When John Wall was in high school, it looked like he was destined to be an NBA star.
His moves were lightning quick and still incredibly flashy. He suffocated defenders with his speed in the open court. He exploded to the rim like he was shot out of a human cannon.
Wall carried himself like he was a professional. He looked incredibly marketable and capable of carrying a brand. After a respectable freshman season at the University of Kentucky, he had served his mandatory college sentence and entered the NBA. Unfortunately for him, the Washington Wizards drafted Wall.
I don’t necessarily think that the Wizards are a bad franchise. I believe Ted Leonsis has the capability and understanding to turn this team around. He’s an owner with a solid grasp in the NBA world, where having a smart franchise while reaching out to its constituents is the key to success on and off the court.
But when they selected Wall with the first overall pick, this was a team with absolutely no direction. Flip Saunders was trying to mold a cast of characters that had no business being on a basketball team together. From Andray Blatche to JaVale McGee—who wasn't getting the veteran leadership he needed—to Nick Young—who jacked up as many shots—the lack of focus on the Wizards that Wall inherited was so bad that it was impressive.
In such a dysfunctional environment, I don’t blame John Wall for underwhelming people in his first two years in the NBA. Actually, it’s kind of insane that he has underwhelmed fans. There have been 11 players in NBA history to average 16 points, eight assists and four rebounds per game as a rookie or second year player.
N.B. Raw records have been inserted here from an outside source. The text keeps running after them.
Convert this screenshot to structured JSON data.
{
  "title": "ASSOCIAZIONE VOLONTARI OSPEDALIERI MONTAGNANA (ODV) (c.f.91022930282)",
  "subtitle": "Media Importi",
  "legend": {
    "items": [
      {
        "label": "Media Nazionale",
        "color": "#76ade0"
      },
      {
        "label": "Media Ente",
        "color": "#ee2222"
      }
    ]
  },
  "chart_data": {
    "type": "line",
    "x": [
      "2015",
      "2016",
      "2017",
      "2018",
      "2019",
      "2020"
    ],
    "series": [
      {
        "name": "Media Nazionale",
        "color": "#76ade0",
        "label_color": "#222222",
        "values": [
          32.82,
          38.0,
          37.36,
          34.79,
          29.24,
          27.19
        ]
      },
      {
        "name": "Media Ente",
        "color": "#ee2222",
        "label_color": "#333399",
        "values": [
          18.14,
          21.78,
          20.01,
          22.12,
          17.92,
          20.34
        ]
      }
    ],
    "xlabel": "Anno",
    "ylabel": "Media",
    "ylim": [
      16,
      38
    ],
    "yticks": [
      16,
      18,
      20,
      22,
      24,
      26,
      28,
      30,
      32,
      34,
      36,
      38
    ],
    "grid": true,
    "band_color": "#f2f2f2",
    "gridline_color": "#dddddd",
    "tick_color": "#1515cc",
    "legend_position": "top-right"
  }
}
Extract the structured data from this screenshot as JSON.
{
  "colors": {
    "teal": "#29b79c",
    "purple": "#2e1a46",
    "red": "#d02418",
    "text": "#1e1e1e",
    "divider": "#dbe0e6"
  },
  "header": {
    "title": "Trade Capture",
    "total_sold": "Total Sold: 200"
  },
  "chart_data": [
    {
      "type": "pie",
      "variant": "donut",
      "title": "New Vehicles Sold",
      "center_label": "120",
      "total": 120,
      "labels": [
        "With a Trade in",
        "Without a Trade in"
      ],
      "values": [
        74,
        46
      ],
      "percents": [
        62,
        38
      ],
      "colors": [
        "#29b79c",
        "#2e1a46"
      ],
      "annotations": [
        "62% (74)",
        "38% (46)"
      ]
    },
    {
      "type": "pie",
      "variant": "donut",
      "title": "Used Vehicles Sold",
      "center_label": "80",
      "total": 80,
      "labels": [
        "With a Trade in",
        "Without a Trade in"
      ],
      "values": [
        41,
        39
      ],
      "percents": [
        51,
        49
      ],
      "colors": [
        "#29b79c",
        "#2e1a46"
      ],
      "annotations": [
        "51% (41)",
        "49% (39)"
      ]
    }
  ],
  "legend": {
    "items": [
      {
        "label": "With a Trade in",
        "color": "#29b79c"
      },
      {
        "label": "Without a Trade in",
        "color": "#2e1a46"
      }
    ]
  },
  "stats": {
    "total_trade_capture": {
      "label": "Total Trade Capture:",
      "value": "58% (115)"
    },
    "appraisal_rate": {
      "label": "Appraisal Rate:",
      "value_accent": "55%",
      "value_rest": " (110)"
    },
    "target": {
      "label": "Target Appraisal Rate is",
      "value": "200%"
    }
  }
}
John Wall is on that list. And he’s done it twice now.
But even in his statistical uniqueness, he’s only left fans wanting more. His shooting in the NBA has been putrid. He’s a 41.6 percent shooter for his career, and only attempted 42 3-pointers in 66 games last season (making 7.1 percent of them). When he’s been on the court, his teams have been horrific on the offensive end in his two years, putting up offensive ratings of 98.9 and 98.5, respectively.
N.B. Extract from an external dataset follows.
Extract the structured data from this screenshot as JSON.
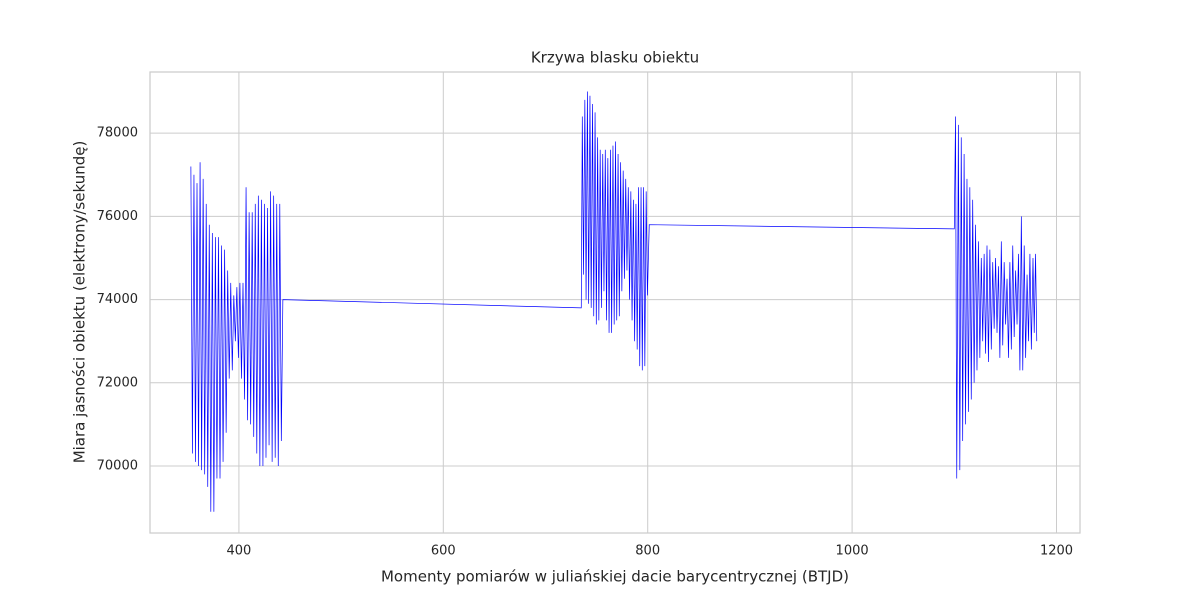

Realizing that the rebuilding effort with raw and unfocused players was not the way to maximize the Wizards going forward, Washington sold off past troublemakers. JaVale McGee was sent to Denver for Nene, and Nick Young was jettisoned to the Clippers for a spatula. This offseason, Washington traded Rashard Lewis to New Orleans for Emeka Okafor and Trevor Ariza.
Instead of sticking Wall with an offensive freewheeler like Jordan Crawford, they drafted Bradley Beal to create one of the most dynamic and explosive young backcourts in the league.
By mortgaging the future to concentrate on the present, the Wizards have essentially taken away any excuses for John Wall to not be great. Other than having Randy Wittman as the coach on the sideline, there isn’t a single reason Wall shouldn’t have a great year this coming season.
If Wall doesn’t have a breakout year, it’s possible he’ll lose his Q rating and start falling into the abyss of players that NBA fans don't consider worth watching. Part of this is a lack of patience that fans have with young players. Either you break out right away, or you’re considered overrated and overhyped. There is no slowly building an NBA résumé in today’s “gotta have it” world.
Because Wall plays such an impacted position in the NBA, he has to keep pace with the young guards. Unfortunately, he isn’t afforded the same “swag pass” given to someone like Brandon Jennings, who has played poorly for the majority of his career yet seems to be accepted as an elite point guard amongst young consumers.
With Kyrie Irving’s emergence during an incredible rookie year, Wall was pushed out of the limelight. Wall wasn’t winning games. He wasn’t putting up a fight in the fourth quarter like Irving. He wasn’t making an inordinate percentage of shots. Wall was running a bad team and trying to make due with what he was given, while Irving was in full stride out of the gate.
If Stephen Curry is healthy and Irving is still sparking with his incredible efficiency, John Wall will continue to be discounted. If Ty Lawson is still helping guide a team to the playoffs in the West while Wall’s Wizards are revealing all their illusions at the bottom of the East, Wall will be forgotten.
As irrational as this may seem, the marketing world of young stars tends to operate this way. Win now, win big and prove you were worth the hype. Otherwise, fans will just start looking for the next high school star to make it big.